We begin our analysis of the constitutionality of the stalking statute by recalling the jurisprudential rule that "every law must be presumed to be constitutional, with all doubt resolved in its favor." Keser v. State, 706 P.2d 263, 266 (Wyo. 1985) (quoting Sanchez v. State, 567 P.2d 270, 274 (Wyo. 1977)). More recent cases follow this rule. Wyoming Coalition v. Wyoming Game and Fish Comm'n, 875 P.2d 729 (Wyo. 1994); Johnson v. State Hearing Examiner's Office, 838 P.2d 158 (Wyo. 1992); Righter v. State, 752 P.2d 416 (Wyo. 1988). The burden then assigned to one who challenges a statute for facial unconstitutionality asserting vagueness is to demonstrate that (1) the statute reaches a substantial amount of constitutionally protected conduct; or (2) the statute specifies no standard of conduct at all. McCone v. State, 866 P.2d 740, 745 (Wyo. 1993); Ochoa v. State, 848 P.2d 1359, 1363 (Wyo. 1993); Griego v. State, 761 P.2d 973, 975 (Wyo. 1988). We have said the ultimate test under a vagueness challenge is whether a person of ordinary intelligence could read the statute and comprehend what conduct is prohibited. Sanchez.
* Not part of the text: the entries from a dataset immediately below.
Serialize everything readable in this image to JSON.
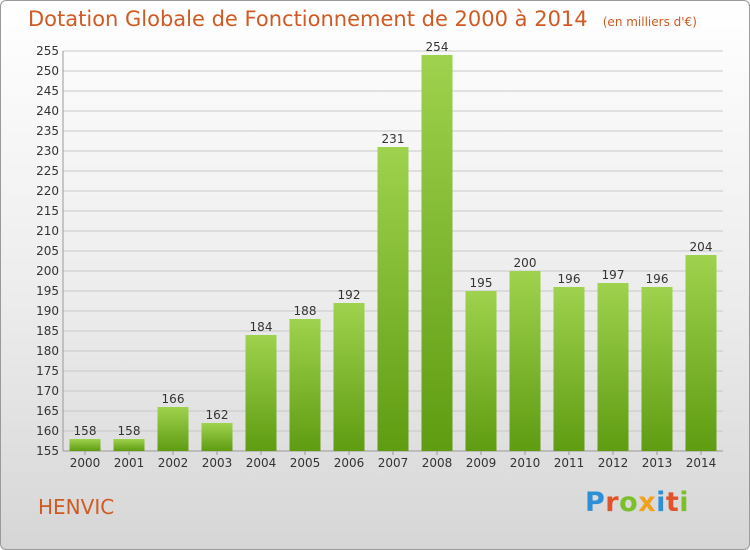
{
  "header": {
    "title": "Dotation Globale de Fonctionnement de 2000 à 2014",
    "subtitle": "(en milliers d'€)"
  },
  "commune": "HENVIC",
  "logo": {
    "text": "Proxiti",
    "letters": [
      "P",
      "r",
      "o",
      "x",
      "i",
      "t",
      "i"
    ]
  },
  "colors": {
    "bar_top": "#9fd24e",
    "bar_bottom": "#5f9c12",
    "title": "#d05a22"
  },
  "chart_data": {
    "type": "bar",
    "categories": [
      "2000",
      "2001",
      "2002",
      "2003",
      "2004",
      "2005",
      "2006",
      "2007",
      "2008",
      "2009",
      "2010",
      "2011",
      "2012",
      "2013",
      "2014"
    ],
    "values": [
      158,
      158,
      166,
      162,
      184,
      188,
      192,
      231,
      254,
      195,
      200,
      196,
      197,
      196,
      204
    ],
    "ylim": [
      155,
      255
    ],
    "yticks": [
      155,
      160,
      165,
      170,
      175,
      180,
      185,
      190,
      195,
      200,
      205,
      210,
      215,
      220,
      225,
      230,
      235,
      240,
      245,
      250,
      255
    ],
    "grid": true
  }
}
We have identified the elements of the offense proscribed in Wyo. Stat. Ann. § 6-6-103(b)(ii) as follows:

Wyoming Statute 6-6-103(b)(ii) requires (1) an actor, (2) who telephones another, and (3) threatens to inflict injury or physical harm to the person or property of another.

McCone v. State, 866 P.2d 740, 750 (Wyo. 1993). These elements are straightforward and incorporate an adequate standard of conduct so that a person of ordinary intelligence readily could read this statute and comprehend the conduct that is prohibited.
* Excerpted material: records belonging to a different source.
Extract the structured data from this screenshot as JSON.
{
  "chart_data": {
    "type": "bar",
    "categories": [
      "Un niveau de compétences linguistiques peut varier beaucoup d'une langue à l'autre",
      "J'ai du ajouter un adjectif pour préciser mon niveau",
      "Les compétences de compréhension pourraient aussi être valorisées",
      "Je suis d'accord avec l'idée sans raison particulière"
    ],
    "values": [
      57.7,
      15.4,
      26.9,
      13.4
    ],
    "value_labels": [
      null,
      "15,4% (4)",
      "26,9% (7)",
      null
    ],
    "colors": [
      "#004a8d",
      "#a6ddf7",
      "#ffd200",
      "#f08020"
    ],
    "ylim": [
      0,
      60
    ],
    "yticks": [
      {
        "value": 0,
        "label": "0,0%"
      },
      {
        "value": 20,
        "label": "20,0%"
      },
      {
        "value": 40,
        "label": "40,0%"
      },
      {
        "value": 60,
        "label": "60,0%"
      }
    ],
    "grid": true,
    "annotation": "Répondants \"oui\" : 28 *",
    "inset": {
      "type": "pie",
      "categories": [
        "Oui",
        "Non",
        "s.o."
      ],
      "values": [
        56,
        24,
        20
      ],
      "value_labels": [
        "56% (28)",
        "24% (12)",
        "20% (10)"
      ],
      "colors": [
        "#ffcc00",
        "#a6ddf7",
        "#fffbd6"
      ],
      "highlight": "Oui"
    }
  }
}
[¶16]   The other concern with respect to a facial challenge is whether the statute reaches a substantial amount of constitutionally protected conduct; in other words, the reach of the statute is overly broad. We are satisfied that under the criteria articulated in Luplow, 897 P.2d 463; McCone, 866 P.2d 740; and Ochoa v. State, 848 P.2d 1359 (Wyo. 1993), Wyo. Stat. Ann. § 6-6-103(b)(ii) is not overly broad. In our judgment, this statute does not bring within its ambit activities that constitute an exercise of protected expressive or associational rights.
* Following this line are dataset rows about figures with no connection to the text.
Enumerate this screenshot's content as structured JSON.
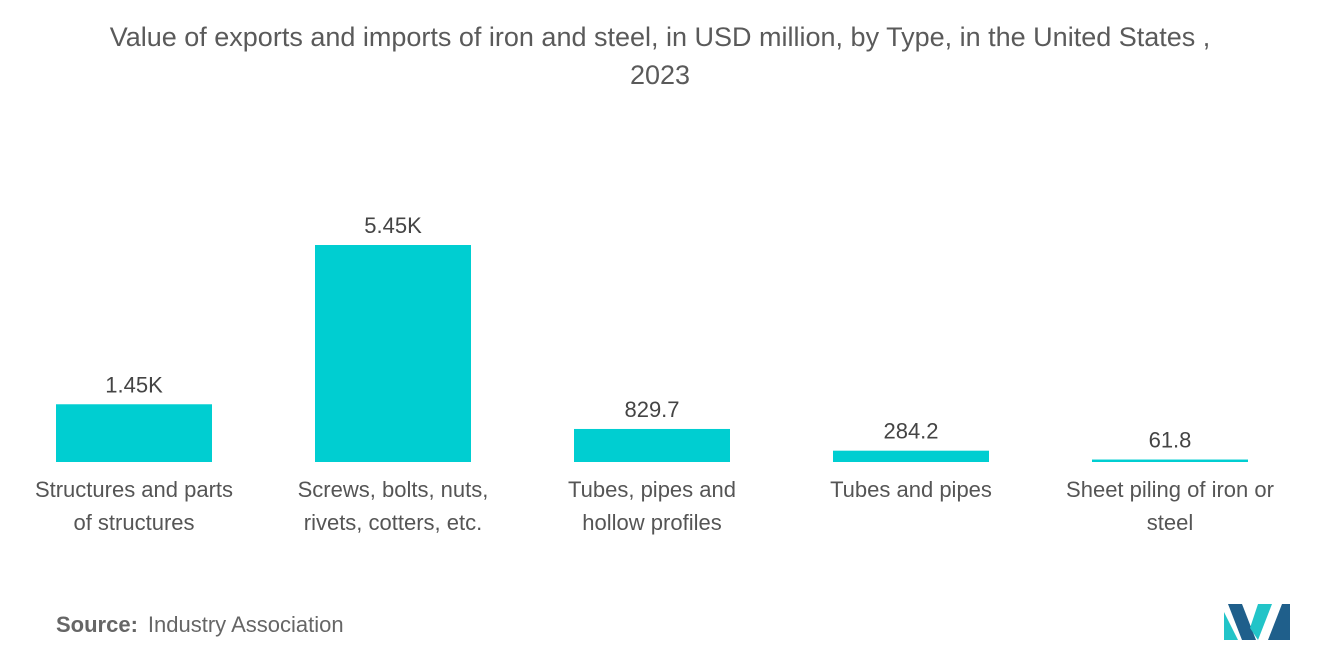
{
  "title_line1": "Value of exports and imports of iron and steel, in USD million, by Type, in the United States ,",
  "title_line2": "2023",
  "source": {
    "label": "Source:",
    "value": "Industry Association"
  },
  "colors": {
    "bar": "#00CED1",
    "logo_dark": "#1f5f8b",
    "logo_light": "#22c4c8"
  },
  "logo_icon": "mordor-intelligence-logo",
  "chart_data": {
    "type": "bar",
    "title": "Value of exports and imports of iron and steel, in USD million, by Type, in the United States , 2023",
    "categories": [
      [
        "Structures and parts",
        "of structures"
      ],
      [
        "Screws, bolts, nuts,",
        "rivets, cotters, etc."
      ],
      [
        "Tubes, pipes and",
        "hollow profiles"
      ],
      [
        "Tubes and pipes"
      ],
      [
        "Sheet piling of iron or",
        "steel"
      ]
    ],
    "values": [
      1450,
      5450,
      829.7,
      284.2,
      61.8
    ],
    "value_labels": [
      "1.45K",
      "5.45K",
      "829.7",
      "284.2",
      "61.8"
    ],
    "xlabel": "",
    "ylabel": "",
    "ylim": [
      0,
      5450
    ],
    "grid": false,
    "legend": "none"
  }
}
[¶17]   We conclude that Wyo. Stat. Ann. § 6-6-103 is constitutional based upon our application of the void for vagueness or over breadth doctrine in our earlier cases. Our determination is supported by persuasive federal and state authority in which the courts have addressed the constitutionality of similar statutes. Shackelford v. Shirley, 948 F.2d 935 (5th Cir. 1991); Gormley v. Director, Connecticut State Dept. of Probation, 632 F.2d 938 (2 nd Cir.), cert. denied, 449 U.S. 1023 (1980); United States v. Lampley, 573 F.2d 783 (3rd Cir. 1978); State v. Hagen, 27 Ariz. App. 722, 558 P.2d 750 (1976); Constantino v. State, 243 Ga. 595, 255 S.E.2d 710, cert. denied, 444 U.S. 940 (1979); and State v. Jaeger, 249 N.W.2d 688 (Iowa 1977). See State v. Thompson, 237 Kan. 562, 701 P.2d 694 (1985).

[¶18]   While Brock's constitutional challenge cannot be supported, it is clear that in his motion and supporting affidavit, he articulated claims that would constitute a fair and just reason to grant a presentence motion to withdraw his guilty plea. Because no hearing was held, the trial court must assume the truth of those facts as alleged. Consequently, the case is reversed and remanded for the trial court to either grant Brock's motion to withdraw his pleas of guilty, or in the alternative, to conduct a hearing to determine the actual validity of the facts alleged in the motion and supporting affidavit.